U.S. Rep. Jared Polis will trade wits on MSNBC’s Hardball show Monday night, the Boulder Democrat tweeted. Polis will be discussing LGBT issues, and there should be plenty to talk about.
In the last couple weeks, Polis, who won election to Congress last fall as an openly gay man, has been at the center of a controversy brewing over what gay-rights activists say is the Obama administration and Democratic Party leadership’s foot-dragging — and outright hostility — toward LGBT demands.
Let’s review:
While pressure mounted for Polis and U.S. Reps. Barney Frank and Tammy Baldwin to boycott a fundraiser for the Democratic National Committee, Polis fired off a blistering critique of the Obama administration’s defense of the federal ban on gay marriage. Polis called a Department of Justice brief comparing his “loving relationship” with his partner to incest “unconscionable coming from a president who has called for change.” Without addressing gay-rights concerns, Polis warned, President Barack Obama would “risk losing the support of the GLBT community forever,” though he said he didn’t “believe we are at that point yet.”
The next day, when Obama signed a presidential memorandum extending some benefits to same-sex partners of some federal employees, Polis offered lukewarm applause but told The Colorado Independent the move amounted to “a far cry from the equality we seek.”
A day later, when a rumor spread that Polis had boycotted the Oval Office signing ceremony for the benefits extension, a Polis spokeswoman hastily tried to tamp down the story. “The congressman was invited,” Polis press secretary Lara Cottingham said. “He did not boycott the event, he had a previous engagement. Votes ran very late that day and he went straight to the baseball game.” The slugger barely made it to National Stadium for the annual congressional baseball game — won by the Democrats for the first time since the Clinton administration, with an RBI from Polis, who later said he’d been practicing for months for his chance at bat.
Then last week Polis, along with Denver Democrat Diana DeGette and 75 other members of Congress, asked Obama to stop enforcing the “Don’t Ask, Don’t Tell” policy, responsible for the ouster of more than 250 gay and lesbian service members since Obama took office.
Also last week, Polis won praise from the Servicemembers Legal Defense Network for challenging House Armed Services Committee Chairman Ike Skelton, a Missouri Democrat, to move ahead on legislation to repeal “Don’t Ask, Don’t Tell.” Skelton agreed to schedule hearings and involve the Pentagon and White House in discussions.
To cap it off, Obama met Monday afternoon with more than 200 prominent gay and lesbian leaders — while ABBA’s “Dancing Queen,” no less, played in the East Room — to mend ties. It was the first time a president has ever celebrated Pride Month at the White House.
From remarks Obama made at Monday’s White House reception for Lesbian, Gay, Bisexual and Transgender Pride Month, as transcribed by CQ Politics:
We seek an America in which no one feels the pain of discrimination based on who you are or who you love.
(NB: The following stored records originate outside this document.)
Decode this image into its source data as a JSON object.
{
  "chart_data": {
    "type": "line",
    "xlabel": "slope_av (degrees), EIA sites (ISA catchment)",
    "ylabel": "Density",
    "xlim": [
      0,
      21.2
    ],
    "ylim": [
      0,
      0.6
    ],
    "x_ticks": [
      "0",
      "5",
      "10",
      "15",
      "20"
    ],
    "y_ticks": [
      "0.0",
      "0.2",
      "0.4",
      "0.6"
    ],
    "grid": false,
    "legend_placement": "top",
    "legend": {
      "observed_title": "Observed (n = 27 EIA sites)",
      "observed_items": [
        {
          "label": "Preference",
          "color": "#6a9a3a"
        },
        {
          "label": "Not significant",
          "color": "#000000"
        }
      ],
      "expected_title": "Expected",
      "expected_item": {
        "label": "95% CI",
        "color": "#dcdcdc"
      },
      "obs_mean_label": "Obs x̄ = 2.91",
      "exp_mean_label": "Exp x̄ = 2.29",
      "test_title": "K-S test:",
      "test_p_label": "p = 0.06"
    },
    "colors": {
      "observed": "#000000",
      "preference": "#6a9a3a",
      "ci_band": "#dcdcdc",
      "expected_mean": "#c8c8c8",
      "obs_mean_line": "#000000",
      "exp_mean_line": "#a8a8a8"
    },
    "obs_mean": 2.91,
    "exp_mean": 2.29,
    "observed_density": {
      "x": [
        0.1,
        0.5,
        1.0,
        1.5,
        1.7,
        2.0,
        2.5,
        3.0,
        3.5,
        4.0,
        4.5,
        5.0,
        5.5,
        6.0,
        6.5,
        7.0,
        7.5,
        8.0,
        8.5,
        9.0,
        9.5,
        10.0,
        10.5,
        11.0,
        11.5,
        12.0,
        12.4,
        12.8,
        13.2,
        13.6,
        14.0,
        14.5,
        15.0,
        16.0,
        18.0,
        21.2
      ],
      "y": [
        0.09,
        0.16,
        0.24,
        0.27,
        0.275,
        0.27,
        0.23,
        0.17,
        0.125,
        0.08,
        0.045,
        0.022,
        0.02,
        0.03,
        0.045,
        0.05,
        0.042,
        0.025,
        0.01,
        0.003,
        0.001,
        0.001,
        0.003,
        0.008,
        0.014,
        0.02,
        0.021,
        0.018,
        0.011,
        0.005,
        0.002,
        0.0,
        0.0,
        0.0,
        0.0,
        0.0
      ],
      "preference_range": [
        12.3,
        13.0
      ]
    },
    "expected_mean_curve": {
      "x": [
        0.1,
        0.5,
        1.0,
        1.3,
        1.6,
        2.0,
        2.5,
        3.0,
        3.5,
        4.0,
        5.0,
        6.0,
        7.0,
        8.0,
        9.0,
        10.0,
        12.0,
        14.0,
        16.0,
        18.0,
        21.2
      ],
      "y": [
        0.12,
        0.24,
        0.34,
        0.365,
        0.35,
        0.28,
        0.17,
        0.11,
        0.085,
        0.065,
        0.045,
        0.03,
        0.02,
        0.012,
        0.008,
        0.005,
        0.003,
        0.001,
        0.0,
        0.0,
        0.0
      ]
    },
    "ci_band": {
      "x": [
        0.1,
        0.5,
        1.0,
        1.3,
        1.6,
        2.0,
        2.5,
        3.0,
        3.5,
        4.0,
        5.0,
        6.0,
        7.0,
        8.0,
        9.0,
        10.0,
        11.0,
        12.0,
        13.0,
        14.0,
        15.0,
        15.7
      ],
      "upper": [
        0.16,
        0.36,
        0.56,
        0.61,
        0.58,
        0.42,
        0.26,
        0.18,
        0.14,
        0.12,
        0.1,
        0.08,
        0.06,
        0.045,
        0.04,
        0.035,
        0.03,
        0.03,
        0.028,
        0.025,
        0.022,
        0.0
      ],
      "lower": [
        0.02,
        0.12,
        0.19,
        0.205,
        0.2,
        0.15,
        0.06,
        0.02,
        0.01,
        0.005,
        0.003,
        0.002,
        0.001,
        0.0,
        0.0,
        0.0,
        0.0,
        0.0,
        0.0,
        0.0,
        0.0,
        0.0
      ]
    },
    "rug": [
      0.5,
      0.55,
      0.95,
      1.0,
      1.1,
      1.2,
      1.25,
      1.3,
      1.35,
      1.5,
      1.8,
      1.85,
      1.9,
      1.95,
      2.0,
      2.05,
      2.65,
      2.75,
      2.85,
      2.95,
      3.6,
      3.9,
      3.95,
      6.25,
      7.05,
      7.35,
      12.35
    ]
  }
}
I know that many in this room don’t believe that progress has come fast enough, and I understand that. It’s not for me to tell you to be patient anymore than it was for others to counsel patience to African-Americans who were petitioning for equal rights a half-century ago.
But I say this: We have made progress. And we will make more. And I want you to know that I expect and hope to be judged not by words, not by promises I’ve made, but by the promises that my administration keeps. And by the time that you see… We’ve been in office six months now. I suspect that by the time this administration is over, I think you guys will have pretty good feelings about the Obama administration.